Lin-Manuel Miranda, the creator and star of the hit Broadway musical “Hamilton,” said on Wednesday that he had received assurances from Jacob J. Lew, secretary of the Treasury, that admirers of Alexander Hamilton would not be disappointed by a forthcoming redesign of the $10 bill. Mr. Lew has said that he wanted to add a woman’s image to that bill, which now features Hamilton’s portrait. That plan has won support from many, but there have also been complaints from those who don’t want to see Hamilton, the country’s first Treasury secretary, replaced.
Mr. Miranda met with Mr. Lew on Monday, before a visit to the White House, and described the currency discussion briefly on Twitter on Wednesday, in response to a question from one of his Twitter followers.

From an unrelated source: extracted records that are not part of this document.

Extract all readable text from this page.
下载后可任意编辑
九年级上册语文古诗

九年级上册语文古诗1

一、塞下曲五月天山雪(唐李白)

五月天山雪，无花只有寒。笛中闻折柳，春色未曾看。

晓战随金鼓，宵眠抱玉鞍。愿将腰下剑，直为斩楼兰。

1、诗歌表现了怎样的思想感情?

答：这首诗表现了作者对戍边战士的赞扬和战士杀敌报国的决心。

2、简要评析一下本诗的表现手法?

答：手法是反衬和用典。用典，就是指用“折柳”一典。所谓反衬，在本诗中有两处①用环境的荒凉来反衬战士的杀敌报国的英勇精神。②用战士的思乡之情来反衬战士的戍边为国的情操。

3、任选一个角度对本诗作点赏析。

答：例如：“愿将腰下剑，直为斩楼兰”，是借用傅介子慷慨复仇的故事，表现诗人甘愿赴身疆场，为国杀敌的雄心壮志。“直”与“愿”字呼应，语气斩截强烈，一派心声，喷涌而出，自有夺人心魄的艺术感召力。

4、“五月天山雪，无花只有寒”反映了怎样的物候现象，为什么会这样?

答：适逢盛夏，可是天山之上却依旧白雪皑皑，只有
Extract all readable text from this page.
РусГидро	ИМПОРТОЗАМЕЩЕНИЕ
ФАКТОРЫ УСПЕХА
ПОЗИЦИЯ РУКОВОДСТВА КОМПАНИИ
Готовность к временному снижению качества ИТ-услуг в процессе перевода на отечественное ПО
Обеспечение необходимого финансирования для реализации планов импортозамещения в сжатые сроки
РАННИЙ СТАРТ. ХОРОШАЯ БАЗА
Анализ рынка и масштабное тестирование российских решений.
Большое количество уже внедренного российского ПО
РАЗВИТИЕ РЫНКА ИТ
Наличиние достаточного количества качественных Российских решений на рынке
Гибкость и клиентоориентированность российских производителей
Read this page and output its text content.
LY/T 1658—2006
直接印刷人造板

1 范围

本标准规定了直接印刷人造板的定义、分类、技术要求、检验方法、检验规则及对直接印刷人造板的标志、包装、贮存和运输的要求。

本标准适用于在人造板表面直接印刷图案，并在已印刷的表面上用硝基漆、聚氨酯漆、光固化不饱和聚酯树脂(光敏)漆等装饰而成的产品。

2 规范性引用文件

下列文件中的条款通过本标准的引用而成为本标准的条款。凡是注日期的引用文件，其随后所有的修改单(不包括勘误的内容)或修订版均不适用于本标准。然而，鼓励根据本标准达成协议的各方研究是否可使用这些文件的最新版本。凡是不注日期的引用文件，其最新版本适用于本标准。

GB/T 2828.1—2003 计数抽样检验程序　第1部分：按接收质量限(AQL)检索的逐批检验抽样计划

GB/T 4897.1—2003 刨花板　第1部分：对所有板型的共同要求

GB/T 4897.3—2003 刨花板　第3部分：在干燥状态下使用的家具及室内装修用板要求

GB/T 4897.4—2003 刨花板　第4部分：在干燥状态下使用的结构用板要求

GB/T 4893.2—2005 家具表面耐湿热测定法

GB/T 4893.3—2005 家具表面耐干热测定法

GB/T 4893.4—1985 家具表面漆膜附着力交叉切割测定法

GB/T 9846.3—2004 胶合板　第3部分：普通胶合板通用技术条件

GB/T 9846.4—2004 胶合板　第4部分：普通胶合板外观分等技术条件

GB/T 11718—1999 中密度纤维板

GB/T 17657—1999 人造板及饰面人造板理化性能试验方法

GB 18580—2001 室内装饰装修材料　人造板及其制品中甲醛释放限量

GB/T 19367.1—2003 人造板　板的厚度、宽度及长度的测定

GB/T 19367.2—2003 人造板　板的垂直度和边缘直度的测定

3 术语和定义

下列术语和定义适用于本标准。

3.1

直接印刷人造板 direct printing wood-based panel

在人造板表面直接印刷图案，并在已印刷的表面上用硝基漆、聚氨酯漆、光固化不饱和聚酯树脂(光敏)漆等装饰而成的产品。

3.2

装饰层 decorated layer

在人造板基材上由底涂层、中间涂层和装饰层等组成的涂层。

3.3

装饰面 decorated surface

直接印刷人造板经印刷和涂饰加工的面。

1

— Lin-Manuel Miranda (@Lin_Manuel) March 16, 2016
The irony here is that an idea that was nothing more than a sop to progressives may have been kept at bay with an assist by perhaps the most progressive wing of the entertainment industry: the theater. The discussion about changing the $10 bill began simply because they wanted to put “a woman” on it; there was no great public outcry to honor a specific woman. Miranda’s popularization of one of the more interesting Founding Fathers was fortuitously timed if Hamilton does remain on the redesign.
The more conspiracy-minded among us may think removing Hamilton from the currency is yet another attempt to diminish the importance of the men who shaped the republic, and they may very well be right.
That would make this story even sweeter if it ends up being true.